How Ada Lovelace Used Embroidery To Create The First Computer Program


credit: British Council

The world's first computer programmer was born just shy of 200 years ago.

Ada Lovelace was born to poet Lord Byron and his wife, Anne Isabella Noel Byron, and grew up in a wealthy family in London.

She learned languages, music, and needlecraft, as well as math, from home tutors, reports the New York Times.

Lovelace went on to meet Charles Babbage, who designed the Analytical Engine, the first computer that can calculate Bernoulli numbers.

Lovelace translated an article about the Analytical Engine into English that she then translated into her computer program.

"Lovelace began by describing how to code instructions onto cards with punched holes, like those used for weaving loom, a device patented in 1804 that used punch cards to automate weaving patterns in the fabric," the Linda Hall Library of Science, Engineering & Technology explains.

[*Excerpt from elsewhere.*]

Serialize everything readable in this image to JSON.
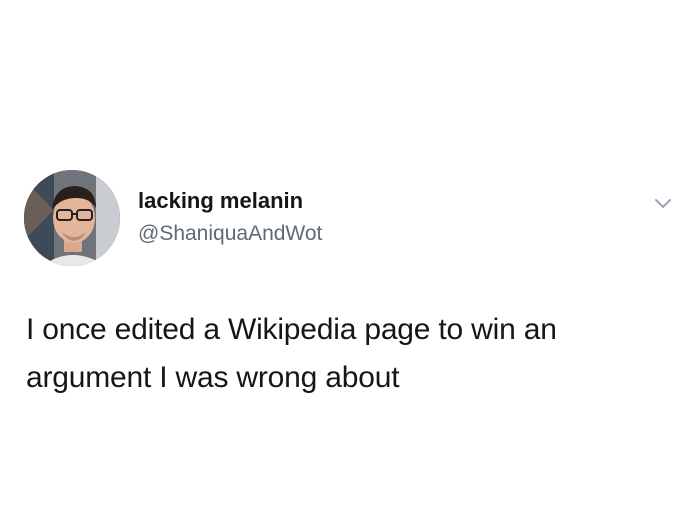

"Having learned herself, Lovelace recognized that the numbers manipulated by the Analytical Engine could be seen as other types of symbols, such as other types of symbols, such as pitch and duration, and she had manipulated logical symbols in her correspondence with [London University mathematician Augustus] De Morgan," the library notes.

She also drew on lessons in math, music, and needlecraft for her computer program.